Adrenal Function

DiaSorin offers the adrenal line measuring ACTH and Cortisol on the RIA format and LIAISON® systems.


The LIAISON® ACTH assay uses chemiluminescent immunoassay (CLIA) technology for the in vitro quantitative determination of Adrenocorticotropic hormone in human EDTA-plasma specimens (stored frozen). The determination of ACTH in conjunction with other laboratory tests and clinical findings can help in investigating adrenal dysfunction in humans. The test has to be performed on the LIAISON® Analyzer family.

LIAISON® Cortisol

In vitro assay for the quantitative determination of cortisol in human serum, plasma (and urine). The test has to be performed on the LIAISON® Analyzer.


The LIAISON® DHEA-S assay uses chemiluminescent immunoassay (CLIA) technology for the in vitro quantitative determination of dehydroepiandrosterone sulphate in human serum or plasma specimens. The test has to be performed on the LIAISON® Analyzer.

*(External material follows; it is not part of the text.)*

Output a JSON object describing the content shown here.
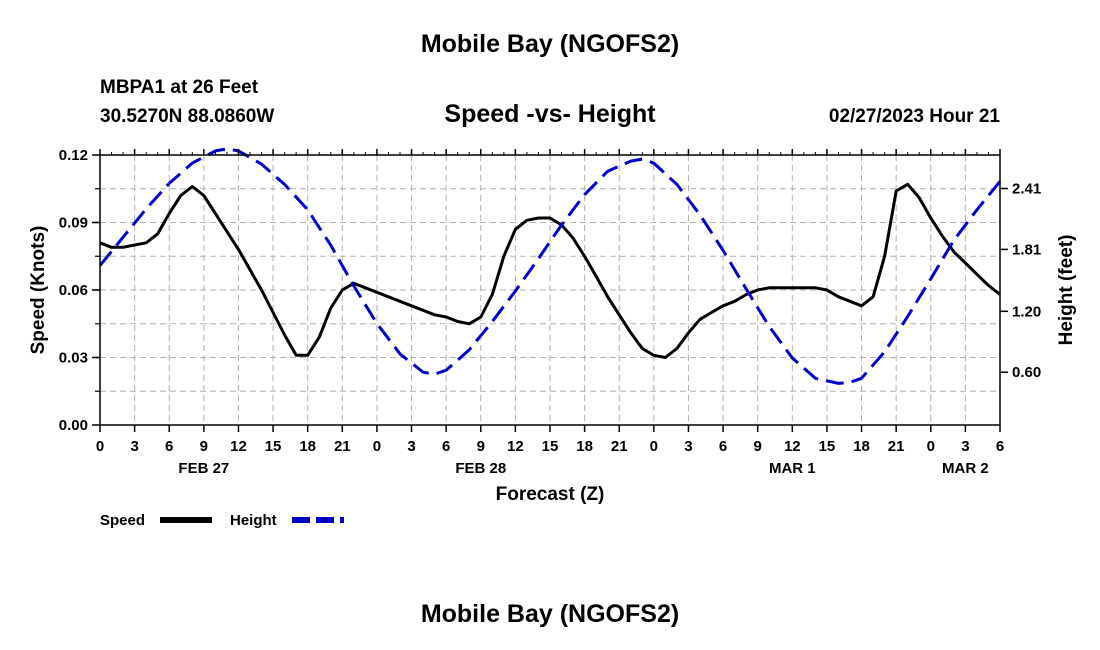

Two important markers related to Adrenal Function are ACTH and Cortisol.
Adrenocorticotropic hormone (ACTH) is a hormone produced in the pituitary gland to stimulate secretion of the hormone cortisol by the adrenal glands. Cortisol is important for regulating glucose, protein and lipid metabolism; suppressing the immune response; and maintaining blood pressure. Normally, ACTH increases when cortisol is low and falls when cortisol is high. ACTH levels in the blood are tested to help diagnose Cushing's syndrome, Addison's disease and tumours of the pituitary and adrenal glands. Measuring both ACTH and cortisol can help sort out some of the causes of these conditions. Because the level of ACTH normally changes in the opposite direction to the level of cortisol, is important to identify an imbalance in this relationship and the direction in which the imbalance occurs. For example, if cortisol level is high and ACTH level is also increased, that would indicate that there is a pituitary disease that causes production of too much ACTH. Furthermore blood and urine tests for cortisol are used to help diagnose Cushing’s syndrome and Addison’s disease, two serious disorders affecting the production of cortisol by the adrenal gland. Cushing's syndrome is caused by too much cortisol, while Addison's disease is caused by damage to the adrenal gland and is associated with too little cortisol. If cortisol concentrations are abnormal, additional testing may be required to confirm the diagnosis and decide on treatment. These further tests may involve a test to suppress cortisol production with dexamethasone or a test to stimulate the adrenal gland to produce cortisol, using a synthetic form of ACTH.